Anderes sollte allerdings schon geschluckt werden! Winnewurp erwischte den türmenden Regenwurm gerade noch am Hinterteil und zog ihn zu sich zurück. Dann öffnete er zum dritten Mal das Maul, um endlich seinen Festschmaus zu verputzen. Ein ohrenbetäubendes Krachen sorgte dafür, dass sich Winnewurp stattdessen vor Schreck auf die Zunge biss.

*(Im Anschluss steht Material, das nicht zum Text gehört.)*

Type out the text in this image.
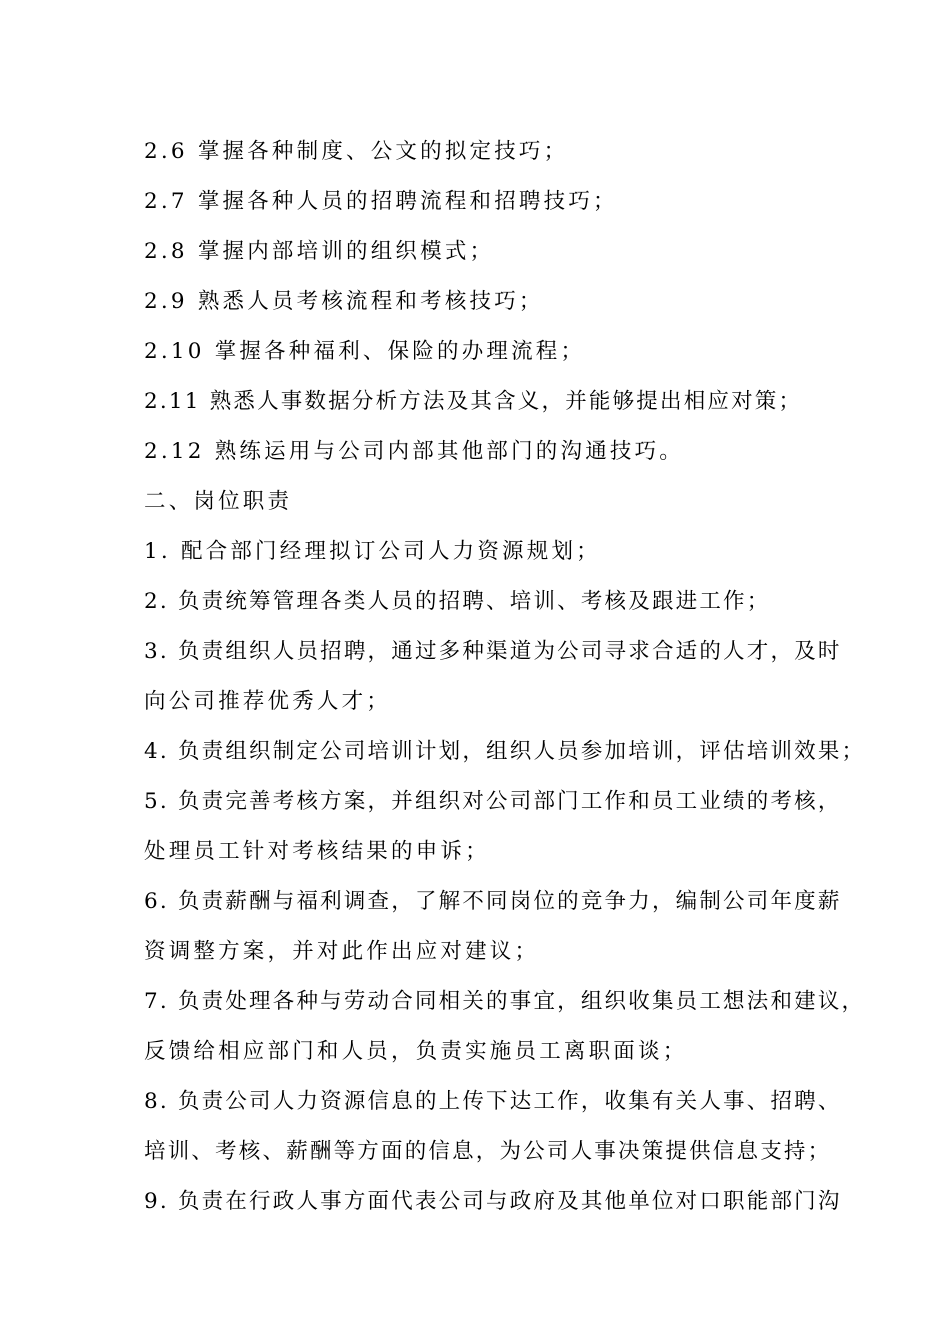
2.6 掌握各种制度、公文的拟定技巧；
2.7 掌握各种人员的招聘流程和招聘技巧；
2.8 掌握内部培训的组织模式；
2.9 熟悉人员考核流程和考核技巧；
2.10 掌握各种福利、保险的办理流程；
2.11 熟悉人事数据分析方法及其含义，并能够提出相应对策；
2.12 熟练运用与公司内部其他部门的沟通技巧。
二、岗位职责
1. 配合部门经理拟订公司人力资源规划；
2. 负责统筹管理各类人员的招聘、培训、考核及跟进工作；
3. 负责组织人员招聘，通过多种渠道为公司寻求合适的人才，及时
向公司推荐优秀人才；
4. 负责组织制定公司培训计划，组织人员参加培训，评估培训效果；
5. 负责完善考核方案，并组织对公司部门工作和员工业绩的考核，
处理员工针对考核结果的申诉；
6. 负责薪酬与福利调查，了解不同岗位的竞争力，编制公司年度薪
资调整方案，并对此作出应对建议；
7. 负责处理各种与劳动合同相关的事宜，组织收集员工想法和建议，
反馈给相应部门和人员，负责实施员工离职面谈；
8. 负责公司人力资源信息的上传下达工作，收集有关人事、招聘、
培训、考核、薪酬等方面的信息，为公司人事决策提供信息支持；
9. 负责在行政人事方面代表公司与政府及其他单位对口职能部门沟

»Au! Was zu viel ist, ist zu viel!«, schimpfte er vor sich hin. »Ich bin ein geduldiges Tier, aber das muss ich mir nicht bieten lassen.« Der Appetit war ihmvergangen, und die Zunge schmerzte. Er stopfte den Regenwurm zurück in die Vorratskammer, verschloss den Eingang mit einer Wurzel und machte sich auf den Weg nach draußen. Auch wenn er nur sehr ungern hinauf in die Welt kletterte, die so grell und gefährlich war. Jetzt war er wirklich wütend. Am helllichten Tag, wenn anständige Tiere in Ruhe ihr Frühstück verspeisen wollten, so einen Lärm zu veranstalten. Da musste Winnewurp einschreiten und seine Grenzen klarmachen. Wer auch immer da oben herumtobte … dem Knallkäfer würde er gleich ordentlich die Meinung sagen! Doch diesen mutigen Entschluss bereute Winnewurp schneller, als er ihn gefasst hatte. Denn genau in dem Moment, als er seinen Kopf aus dem Hügel streckte, raste etwas auf ihn zu. Ein unbestimmbares, furchterregendes Objekt. Ein UFO? Weiß wie eine Wolke, wollig wie …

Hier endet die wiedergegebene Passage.